Shaking her head, Jamie pinned an intense gaze on the woman. "Is that why you didn't tell me your last name? So I couldn't look up the obituary? Or did you know that I avoid dealing with violent deaths? Christ. I now have an angry spirit in my apartment.
"Ari, I need you to leave this place. You're no longer in this world. You are no longer welcome here." She took the photographs and turned them face-down. "Leave."
Without warning, something that felt very solid hit Jamie in the face, and she was knocked backward in her chair. All of the candles were blown out, and they were plunged in darkness. There was a sound like wind coming through a keyhole. She touched her lip gingerly and felt something sticky and wet. "Oh my god," Laura screeched. "Is he going to kill us?"
Jamie stood slowly, her hand grabbing the leg of the table for support. She navigated her way by memory to the light switch and flipped it on.

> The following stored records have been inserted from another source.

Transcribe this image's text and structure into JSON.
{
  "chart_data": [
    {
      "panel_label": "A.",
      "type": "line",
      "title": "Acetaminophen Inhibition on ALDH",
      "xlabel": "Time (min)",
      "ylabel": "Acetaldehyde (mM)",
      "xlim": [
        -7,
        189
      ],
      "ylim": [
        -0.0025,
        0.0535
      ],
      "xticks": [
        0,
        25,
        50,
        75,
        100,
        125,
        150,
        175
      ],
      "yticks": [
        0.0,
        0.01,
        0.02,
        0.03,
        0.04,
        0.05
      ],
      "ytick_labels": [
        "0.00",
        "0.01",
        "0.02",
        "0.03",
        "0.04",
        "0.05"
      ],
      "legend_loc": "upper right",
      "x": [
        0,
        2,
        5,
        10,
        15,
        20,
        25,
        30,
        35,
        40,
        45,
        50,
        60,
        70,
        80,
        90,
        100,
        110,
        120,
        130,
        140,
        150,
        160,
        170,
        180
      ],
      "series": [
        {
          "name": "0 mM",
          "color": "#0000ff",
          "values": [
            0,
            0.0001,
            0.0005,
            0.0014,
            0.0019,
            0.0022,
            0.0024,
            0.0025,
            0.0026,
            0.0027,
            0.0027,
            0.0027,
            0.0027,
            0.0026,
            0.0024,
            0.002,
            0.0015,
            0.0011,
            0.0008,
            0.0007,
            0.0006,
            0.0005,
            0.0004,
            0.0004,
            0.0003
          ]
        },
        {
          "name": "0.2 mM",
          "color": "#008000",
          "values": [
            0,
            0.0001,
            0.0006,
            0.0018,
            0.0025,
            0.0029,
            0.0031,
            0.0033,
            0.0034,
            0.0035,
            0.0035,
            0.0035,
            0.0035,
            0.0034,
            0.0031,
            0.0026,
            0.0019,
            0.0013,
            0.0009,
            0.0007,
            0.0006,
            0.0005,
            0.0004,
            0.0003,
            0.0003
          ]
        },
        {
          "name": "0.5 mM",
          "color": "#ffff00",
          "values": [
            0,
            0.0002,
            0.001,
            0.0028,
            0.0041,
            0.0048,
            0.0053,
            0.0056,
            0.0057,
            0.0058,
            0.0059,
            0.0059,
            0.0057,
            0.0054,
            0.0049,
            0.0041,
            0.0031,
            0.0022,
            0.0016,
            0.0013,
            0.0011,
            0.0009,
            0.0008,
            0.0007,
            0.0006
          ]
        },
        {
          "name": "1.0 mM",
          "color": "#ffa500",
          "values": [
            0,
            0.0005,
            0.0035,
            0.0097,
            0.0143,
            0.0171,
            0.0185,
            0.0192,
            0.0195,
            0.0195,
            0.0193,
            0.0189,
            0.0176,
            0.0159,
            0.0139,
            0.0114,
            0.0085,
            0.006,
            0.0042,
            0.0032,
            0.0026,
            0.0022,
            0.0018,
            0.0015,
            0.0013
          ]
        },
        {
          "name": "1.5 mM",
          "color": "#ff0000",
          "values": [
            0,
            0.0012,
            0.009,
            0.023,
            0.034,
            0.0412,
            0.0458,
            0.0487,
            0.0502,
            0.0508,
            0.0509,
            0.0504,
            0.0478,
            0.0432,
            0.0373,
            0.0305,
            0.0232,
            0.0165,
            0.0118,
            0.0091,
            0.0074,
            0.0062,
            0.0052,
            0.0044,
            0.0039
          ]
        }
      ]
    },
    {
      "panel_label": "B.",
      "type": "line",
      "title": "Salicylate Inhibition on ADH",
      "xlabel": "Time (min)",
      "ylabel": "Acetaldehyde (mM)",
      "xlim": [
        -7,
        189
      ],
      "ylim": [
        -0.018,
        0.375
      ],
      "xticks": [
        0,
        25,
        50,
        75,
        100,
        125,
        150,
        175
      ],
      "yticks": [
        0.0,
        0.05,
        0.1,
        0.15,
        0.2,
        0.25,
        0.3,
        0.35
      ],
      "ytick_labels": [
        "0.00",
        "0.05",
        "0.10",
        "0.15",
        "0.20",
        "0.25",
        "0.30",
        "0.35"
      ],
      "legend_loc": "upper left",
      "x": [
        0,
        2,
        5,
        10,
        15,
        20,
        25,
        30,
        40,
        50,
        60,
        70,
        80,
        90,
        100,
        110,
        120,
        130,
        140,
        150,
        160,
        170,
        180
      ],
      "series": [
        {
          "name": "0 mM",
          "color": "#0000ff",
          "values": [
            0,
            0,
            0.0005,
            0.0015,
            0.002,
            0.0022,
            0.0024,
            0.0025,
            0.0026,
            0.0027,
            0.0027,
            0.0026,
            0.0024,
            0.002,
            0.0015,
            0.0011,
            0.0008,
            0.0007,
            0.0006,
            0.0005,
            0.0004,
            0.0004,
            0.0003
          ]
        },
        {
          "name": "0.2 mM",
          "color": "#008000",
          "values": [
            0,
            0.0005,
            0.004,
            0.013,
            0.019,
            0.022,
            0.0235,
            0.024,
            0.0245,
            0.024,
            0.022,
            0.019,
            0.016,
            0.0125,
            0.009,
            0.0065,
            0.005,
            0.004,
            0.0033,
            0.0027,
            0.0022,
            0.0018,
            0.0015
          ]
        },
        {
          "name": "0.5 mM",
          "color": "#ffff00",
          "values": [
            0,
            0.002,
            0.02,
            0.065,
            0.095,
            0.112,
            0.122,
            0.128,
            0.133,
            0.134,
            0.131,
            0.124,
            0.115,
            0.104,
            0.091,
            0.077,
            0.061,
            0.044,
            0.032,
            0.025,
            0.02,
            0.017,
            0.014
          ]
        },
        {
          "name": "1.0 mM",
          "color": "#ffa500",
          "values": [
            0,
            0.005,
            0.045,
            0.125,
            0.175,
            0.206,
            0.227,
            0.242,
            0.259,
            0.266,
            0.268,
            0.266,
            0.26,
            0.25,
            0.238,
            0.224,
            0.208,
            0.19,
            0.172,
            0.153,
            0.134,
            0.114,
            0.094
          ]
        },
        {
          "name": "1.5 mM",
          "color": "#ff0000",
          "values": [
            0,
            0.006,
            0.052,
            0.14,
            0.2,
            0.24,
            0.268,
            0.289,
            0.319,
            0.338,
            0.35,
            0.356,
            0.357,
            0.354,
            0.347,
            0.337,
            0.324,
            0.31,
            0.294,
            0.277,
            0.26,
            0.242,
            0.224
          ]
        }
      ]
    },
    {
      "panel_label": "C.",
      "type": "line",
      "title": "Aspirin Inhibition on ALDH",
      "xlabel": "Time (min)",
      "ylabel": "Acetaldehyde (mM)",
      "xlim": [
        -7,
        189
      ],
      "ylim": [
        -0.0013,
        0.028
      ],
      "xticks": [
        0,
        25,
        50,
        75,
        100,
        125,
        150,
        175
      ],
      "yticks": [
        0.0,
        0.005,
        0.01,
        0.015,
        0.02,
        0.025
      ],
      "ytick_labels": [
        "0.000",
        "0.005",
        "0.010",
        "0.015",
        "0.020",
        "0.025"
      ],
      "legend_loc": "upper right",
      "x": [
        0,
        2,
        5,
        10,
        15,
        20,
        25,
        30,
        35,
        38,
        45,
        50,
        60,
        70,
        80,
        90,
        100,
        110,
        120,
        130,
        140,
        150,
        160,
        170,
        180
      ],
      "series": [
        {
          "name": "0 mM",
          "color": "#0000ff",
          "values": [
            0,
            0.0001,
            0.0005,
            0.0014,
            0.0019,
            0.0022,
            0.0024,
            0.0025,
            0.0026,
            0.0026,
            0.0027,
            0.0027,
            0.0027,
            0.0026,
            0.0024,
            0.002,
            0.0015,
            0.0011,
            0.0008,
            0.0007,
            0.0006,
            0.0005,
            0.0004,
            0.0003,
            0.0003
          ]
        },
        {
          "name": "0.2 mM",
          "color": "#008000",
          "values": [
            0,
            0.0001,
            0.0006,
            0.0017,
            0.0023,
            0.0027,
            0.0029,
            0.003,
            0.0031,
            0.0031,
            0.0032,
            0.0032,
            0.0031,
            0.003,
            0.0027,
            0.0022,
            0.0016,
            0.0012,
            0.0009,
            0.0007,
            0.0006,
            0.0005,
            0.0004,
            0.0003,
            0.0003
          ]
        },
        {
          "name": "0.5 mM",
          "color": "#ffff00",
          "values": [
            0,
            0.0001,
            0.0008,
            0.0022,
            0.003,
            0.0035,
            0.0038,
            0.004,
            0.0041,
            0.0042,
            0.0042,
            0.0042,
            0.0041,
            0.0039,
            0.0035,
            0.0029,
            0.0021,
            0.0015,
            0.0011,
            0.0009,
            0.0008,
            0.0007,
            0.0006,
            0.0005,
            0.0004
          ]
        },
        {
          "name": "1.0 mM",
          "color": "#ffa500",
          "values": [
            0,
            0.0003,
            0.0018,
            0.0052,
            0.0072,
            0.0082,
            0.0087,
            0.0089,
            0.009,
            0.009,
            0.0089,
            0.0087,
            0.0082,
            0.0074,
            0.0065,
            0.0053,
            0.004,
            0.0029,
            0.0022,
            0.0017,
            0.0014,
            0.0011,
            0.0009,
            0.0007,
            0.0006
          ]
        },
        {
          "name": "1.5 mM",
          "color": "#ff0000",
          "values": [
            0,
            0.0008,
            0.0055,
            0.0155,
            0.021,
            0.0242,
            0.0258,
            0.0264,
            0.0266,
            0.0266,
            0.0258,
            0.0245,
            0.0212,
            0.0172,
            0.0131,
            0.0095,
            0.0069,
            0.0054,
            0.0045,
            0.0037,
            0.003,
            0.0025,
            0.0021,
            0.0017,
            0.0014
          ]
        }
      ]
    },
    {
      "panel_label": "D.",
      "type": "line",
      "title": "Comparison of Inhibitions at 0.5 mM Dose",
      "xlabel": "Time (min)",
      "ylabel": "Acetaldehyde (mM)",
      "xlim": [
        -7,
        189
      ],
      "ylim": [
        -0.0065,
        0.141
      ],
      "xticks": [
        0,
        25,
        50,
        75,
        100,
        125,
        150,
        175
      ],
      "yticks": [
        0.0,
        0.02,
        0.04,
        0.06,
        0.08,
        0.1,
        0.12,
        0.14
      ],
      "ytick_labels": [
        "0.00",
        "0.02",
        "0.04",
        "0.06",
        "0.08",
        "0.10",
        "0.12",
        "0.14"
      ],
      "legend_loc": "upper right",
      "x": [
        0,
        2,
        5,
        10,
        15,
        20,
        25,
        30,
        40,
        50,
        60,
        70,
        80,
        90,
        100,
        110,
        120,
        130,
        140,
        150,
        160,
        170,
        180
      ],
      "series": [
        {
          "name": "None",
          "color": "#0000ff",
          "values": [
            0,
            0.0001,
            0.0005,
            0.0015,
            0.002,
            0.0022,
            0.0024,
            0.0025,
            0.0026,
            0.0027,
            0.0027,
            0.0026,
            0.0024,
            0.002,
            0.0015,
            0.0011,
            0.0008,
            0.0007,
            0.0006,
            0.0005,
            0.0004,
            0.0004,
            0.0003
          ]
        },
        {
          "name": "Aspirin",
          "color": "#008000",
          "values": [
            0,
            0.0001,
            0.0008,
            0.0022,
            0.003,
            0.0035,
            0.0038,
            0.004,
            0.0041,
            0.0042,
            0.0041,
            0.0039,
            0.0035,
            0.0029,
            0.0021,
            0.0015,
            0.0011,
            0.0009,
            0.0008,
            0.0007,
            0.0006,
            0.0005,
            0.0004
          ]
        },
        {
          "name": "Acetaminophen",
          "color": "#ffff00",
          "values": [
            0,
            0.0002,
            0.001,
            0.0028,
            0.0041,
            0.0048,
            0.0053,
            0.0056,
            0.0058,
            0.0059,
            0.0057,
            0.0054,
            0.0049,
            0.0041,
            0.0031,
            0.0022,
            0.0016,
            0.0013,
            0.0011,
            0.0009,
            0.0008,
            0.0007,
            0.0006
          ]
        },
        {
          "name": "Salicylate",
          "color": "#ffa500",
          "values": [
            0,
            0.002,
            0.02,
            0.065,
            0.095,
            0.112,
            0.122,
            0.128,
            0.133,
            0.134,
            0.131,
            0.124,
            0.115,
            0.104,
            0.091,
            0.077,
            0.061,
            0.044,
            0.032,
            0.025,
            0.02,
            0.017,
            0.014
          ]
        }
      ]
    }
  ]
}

The room was in disarray. The photos were on the floor, candles tipped over and spilling wax onto the carpet. A leg on the chair Jamie had been sitting in was broken off. "Leave, both of you."
Laura gathered her belongings and walked shakily to the door. "Since...since I didn't really learn anything new, would it be possible if I could get, well, a refund?"
Wiping the blood off of her lip, Jamie stared daggers at the woman, completely silent for nearly a full minute before she used both hands to push Laura past the threshold, slamming and locking the door behind her.